The area of highest importance is the actual classes in the programme. For example, in Delhi I discussed the growing investment that the Indian government is making in the hotel industry, specifically. Given that fact, it would be highly beneficial for students to focus on coursework that involves the operations within a hotel (hotel management, convention and meeting management, or food and beverage operations). In some cases (not necessarily in India), I have seen an increase in the number of schools offering “tourism” programmes that focus more on tourist-related activities. While helpful, the scope of these areas is nowhere near the breadth of the hotel industry.

Which hospitality-related areas/courses do you think are more suitable for India, i.e. where does Indian industry need more expertise?
I think the most applicable areas for classes would be those where the growth is expected to occur. The highest investment appears to be in the development of more hotels to address guest demand. As such, any courses on hotel administration, management, etc. would be helpful. In addition, a programme should also have a strong business component.

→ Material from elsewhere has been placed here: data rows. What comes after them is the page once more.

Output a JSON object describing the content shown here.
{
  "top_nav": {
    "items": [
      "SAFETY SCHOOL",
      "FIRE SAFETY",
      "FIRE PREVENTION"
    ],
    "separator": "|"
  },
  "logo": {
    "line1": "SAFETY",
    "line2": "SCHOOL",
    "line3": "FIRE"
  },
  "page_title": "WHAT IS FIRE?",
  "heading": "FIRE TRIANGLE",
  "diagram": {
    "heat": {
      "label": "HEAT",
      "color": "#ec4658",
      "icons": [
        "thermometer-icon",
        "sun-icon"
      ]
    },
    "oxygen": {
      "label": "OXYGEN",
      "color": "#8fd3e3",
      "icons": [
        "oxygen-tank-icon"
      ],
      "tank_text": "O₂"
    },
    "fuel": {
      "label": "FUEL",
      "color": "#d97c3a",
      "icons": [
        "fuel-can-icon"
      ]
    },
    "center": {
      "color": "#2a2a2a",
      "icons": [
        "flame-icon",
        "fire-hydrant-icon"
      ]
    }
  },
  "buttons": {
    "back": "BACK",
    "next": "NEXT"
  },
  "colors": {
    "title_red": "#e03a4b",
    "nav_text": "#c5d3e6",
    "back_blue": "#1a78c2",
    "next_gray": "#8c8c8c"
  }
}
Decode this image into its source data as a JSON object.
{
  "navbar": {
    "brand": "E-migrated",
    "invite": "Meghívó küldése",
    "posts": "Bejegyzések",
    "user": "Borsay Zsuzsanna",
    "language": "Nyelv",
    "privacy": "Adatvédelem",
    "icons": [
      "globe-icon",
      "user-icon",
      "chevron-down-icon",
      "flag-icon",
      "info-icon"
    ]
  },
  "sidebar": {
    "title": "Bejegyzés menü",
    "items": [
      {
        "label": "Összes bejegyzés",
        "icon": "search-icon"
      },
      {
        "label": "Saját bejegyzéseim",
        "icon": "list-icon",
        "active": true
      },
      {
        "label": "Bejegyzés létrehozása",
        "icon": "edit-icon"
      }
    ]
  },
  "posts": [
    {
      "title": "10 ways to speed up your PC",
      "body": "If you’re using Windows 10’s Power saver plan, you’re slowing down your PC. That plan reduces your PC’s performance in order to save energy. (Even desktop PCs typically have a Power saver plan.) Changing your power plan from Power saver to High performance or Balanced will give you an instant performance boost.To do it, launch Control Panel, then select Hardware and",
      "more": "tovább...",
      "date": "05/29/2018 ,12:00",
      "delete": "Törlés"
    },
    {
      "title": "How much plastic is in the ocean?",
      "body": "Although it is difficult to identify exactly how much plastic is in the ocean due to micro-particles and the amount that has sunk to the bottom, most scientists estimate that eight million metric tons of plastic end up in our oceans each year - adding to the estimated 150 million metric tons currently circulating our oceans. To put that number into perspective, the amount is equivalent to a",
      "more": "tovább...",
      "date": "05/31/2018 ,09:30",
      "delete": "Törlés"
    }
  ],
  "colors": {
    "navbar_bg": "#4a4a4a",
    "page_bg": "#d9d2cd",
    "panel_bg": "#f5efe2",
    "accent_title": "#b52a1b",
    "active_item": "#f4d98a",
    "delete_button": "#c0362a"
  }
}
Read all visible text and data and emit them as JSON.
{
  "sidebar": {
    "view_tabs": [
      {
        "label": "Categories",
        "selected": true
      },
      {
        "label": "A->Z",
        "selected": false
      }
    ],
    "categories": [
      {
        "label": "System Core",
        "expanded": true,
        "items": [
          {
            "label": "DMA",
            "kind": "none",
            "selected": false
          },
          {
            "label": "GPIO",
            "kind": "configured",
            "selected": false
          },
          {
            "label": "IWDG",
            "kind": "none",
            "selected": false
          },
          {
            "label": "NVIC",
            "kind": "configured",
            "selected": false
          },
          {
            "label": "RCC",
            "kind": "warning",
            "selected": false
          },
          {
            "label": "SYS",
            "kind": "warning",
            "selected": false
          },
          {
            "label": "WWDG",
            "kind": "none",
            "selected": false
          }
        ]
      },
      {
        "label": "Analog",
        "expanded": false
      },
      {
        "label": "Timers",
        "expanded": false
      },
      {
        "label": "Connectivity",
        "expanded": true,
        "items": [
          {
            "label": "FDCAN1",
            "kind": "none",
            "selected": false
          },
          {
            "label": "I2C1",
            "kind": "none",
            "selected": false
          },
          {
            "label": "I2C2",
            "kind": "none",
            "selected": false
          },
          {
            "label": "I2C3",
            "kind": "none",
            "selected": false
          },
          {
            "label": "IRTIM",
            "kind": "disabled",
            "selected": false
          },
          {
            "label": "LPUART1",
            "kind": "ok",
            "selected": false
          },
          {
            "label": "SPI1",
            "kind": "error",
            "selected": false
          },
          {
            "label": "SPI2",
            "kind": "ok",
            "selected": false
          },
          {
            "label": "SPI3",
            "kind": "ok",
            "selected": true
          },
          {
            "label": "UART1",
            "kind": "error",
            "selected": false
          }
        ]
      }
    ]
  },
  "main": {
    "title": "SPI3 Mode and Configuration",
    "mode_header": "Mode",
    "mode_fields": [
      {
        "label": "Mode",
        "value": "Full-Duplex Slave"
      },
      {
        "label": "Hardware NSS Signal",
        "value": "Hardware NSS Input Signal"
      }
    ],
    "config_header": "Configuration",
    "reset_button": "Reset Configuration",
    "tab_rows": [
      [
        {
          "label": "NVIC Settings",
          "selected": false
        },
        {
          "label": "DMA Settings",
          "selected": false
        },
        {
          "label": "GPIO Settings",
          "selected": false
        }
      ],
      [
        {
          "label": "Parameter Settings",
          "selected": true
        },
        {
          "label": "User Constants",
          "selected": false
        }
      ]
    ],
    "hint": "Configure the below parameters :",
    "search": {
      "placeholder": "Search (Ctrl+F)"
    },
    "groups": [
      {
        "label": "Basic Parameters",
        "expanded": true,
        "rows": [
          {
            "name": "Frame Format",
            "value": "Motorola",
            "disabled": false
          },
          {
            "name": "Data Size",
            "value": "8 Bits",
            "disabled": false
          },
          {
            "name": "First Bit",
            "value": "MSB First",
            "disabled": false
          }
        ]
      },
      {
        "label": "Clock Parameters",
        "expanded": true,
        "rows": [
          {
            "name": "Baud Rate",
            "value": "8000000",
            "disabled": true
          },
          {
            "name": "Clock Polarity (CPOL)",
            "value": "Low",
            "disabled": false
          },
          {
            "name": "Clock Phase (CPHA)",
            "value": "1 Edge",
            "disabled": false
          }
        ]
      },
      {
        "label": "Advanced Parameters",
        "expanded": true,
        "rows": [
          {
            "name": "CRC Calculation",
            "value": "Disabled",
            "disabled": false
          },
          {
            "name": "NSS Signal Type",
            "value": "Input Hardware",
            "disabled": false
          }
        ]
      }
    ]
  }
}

Is there any specific part or aspect of work in the global hospitality industry that is taking centre stage and which aspirants might like to explore?
Considering the efficient efforts made by the Indian government to promote tourism, there is high demand for professional employees in India’s travel and hotel industry. Also, other areas in Indian hospitality and tourism like eco tourism, wellness, themes parks, and religious places need efficient and professional employees.
Today, in India and other developing countries, there is a huge rise in well-travelled, sophisticated and savvy consumers. Along with business traffic, many middle class families can afford to travel by air. Keeping this in mind, a person in hospitality is expected to know the entire breadth of this sector.

Are there any new skills or traits that the hospitality industry demands from prospective professionals?
There are two: a significant business understanding, and a keen ability to provide great service. While the service component isn’t necessarily new, it’s becoming more relevant given the highly competitive nature of the industry.

With prevalent security threats from militants in many countries, including India, has there been change in the kind of preparation entrants require? What’s the training school’s response, if any, been to this challenge?
Clearly, this is a continuing issue throughout the world. I can’t say that there has been a drastic recent change in how these issues are addressed in the classroom. Since we are preparing students who could (and do) work in several countries outside of the United States, this subject is covered in several of the hotel management operations courses. We do not currently offer a stand-alone course in hotel security per se, but it is covered in several of our current courses.